Thursday, August 9, 2012

We are only as impaired as we see ourselves!


  There are some words I don’t like when it comes to how general information describes autism. Impaired is one because I don’t feel or see that my child is impaired. He is extremely in tune with the world, so much so that he is unable to ignore it. His senses are so powerful that he sees and hears everything around him. As he has gotten older it has been easier for me to understand just how in tune he is and I even use it from time to time. Yesterday we were outside playing and while he was holding leaves up in the air so the light could show him the veins of the leaves I was sitting there trying once again to find a way to get him in the house without protest. Sometimes I use the bath time to manipulate him indoors but I like to find other tactics if it’s possible. I went in the house and put his favorite movie in at a normal volume and went back outside leaving the door wide open. He didn’t have to come right next to the door to hear it, but when he did he ran in to watch it. Amen, I was able to shut the door behind him and find a peaceful transition. That is not what I would call impairment at all because I couldn’t hear it and I was next to the door.
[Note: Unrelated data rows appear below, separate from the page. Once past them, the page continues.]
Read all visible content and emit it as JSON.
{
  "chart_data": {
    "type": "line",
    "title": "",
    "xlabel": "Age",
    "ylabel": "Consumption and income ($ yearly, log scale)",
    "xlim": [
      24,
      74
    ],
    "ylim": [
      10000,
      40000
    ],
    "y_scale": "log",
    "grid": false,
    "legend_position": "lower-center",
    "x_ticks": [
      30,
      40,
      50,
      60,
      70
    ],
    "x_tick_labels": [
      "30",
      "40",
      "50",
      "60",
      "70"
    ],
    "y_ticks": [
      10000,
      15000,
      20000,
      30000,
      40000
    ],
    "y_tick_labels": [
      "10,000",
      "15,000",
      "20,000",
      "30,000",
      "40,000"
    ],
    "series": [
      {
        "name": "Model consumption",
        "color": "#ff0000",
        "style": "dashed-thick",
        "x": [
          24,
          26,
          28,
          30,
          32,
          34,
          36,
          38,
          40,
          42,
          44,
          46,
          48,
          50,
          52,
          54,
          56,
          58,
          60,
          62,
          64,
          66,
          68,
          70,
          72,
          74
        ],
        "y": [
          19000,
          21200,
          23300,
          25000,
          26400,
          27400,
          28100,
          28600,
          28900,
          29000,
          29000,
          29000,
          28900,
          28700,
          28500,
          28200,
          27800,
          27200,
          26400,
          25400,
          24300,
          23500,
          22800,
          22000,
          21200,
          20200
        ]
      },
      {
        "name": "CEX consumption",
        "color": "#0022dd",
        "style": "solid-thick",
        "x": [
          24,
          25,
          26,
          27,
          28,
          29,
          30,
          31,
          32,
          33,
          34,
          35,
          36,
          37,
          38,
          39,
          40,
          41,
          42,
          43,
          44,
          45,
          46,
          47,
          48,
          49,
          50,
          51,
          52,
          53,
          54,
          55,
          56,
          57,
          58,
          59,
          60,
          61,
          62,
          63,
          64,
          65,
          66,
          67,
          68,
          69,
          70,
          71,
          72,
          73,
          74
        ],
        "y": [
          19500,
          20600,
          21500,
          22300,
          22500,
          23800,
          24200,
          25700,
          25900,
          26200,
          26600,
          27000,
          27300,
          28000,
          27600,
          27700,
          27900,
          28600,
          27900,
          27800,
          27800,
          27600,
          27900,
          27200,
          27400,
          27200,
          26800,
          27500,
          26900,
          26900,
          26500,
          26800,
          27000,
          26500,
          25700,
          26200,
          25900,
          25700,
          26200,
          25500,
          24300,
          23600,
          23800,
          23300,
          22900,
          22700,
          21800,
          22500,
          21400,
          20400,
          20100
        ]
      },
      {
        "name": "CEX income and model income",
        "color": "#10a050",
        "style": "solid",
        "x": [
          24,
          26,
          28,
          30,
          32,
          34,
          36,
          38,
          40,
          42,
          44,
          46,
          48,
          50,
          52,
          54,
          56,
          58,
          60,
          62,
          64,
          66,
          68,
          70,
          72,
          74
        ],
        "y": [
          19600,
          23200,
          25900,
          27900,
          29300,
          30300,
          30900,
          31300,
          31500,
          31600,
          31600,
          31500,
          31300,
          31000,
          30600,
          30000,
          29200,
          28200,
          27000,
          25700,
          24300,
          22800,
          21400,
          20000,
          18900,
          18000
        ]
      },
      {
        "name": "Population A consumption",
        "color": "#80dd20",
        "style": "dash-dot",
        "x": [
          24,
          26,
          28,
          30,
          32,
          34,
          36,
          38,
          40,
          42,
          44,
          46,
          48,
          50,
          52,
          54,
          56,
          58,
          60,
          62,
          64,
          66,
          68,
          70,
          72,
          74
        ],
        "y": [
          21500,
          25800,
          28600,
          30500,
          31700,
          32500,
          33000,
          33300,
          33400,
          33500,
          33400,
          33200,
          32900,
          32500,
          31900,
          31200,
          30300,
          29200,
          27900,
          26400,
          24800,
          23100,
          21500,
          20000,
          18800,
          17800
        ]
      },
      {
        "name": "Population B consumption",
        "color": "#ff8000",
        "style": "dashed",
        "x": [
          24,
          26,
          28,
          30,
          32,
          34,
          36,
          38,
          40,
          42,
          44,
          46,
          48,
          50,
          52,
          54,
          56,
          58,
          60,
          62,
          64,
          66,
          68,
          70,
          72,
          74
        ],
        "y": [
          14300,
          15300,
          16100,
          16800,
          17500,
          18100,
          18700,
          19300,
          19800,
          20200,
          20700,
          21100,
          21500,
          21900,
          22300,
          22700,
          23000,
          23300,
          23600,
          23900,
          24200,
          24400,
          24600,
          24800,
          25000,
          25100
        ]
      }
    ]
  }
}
Another word or words I don’t like are birth defect.  I don’t see being born with a mind that doesn’t operate exactly like the general population as a defect at all. The definition of a defect is the general word for any kind of shortcoming or imperfection. If that’s the case we are all walking around with an undocumented case of birth defects. It is odd to me that because autism isn’t understood anyone would call it a defect. That is the society we live in isn’t it? If people don’t understand or are unwilling to understand on a personal level the person who carries the mystery must be the defective one.
            Disorder is another one that I could argue to the end of time. I can say because of the way my son processes information and operates through the day there is nothing disorderly about him. He is the definition of order sometimes because order eases him and if things don’t make sense he will focus as long as it takes to make sense of it, at least the little things. If we take him to a busy and crowded place he will focus on one thing at a time but eventually his desire to find order in everything around him becomes too much to organize in his mind. Yes, that inability to adjust to chaos is a disorder but we all have it to a point, it just doesn’t hit us until we leave and feel exhausted from it.
           Having ADD has given me the pleasure of living in constant disorder but my son’s autism has actually helped me overcome some of that because it forces me to create order. I personally love that his so called disorder has helped to balance my so called disorder. Somewhere in there we find order in each other!
           Whatever label this perfect and orderly society puts on us I can find humor in because if we believe every word we read we all have birth defects, we all have a disorder, and we are only as impaired as we see ourselves.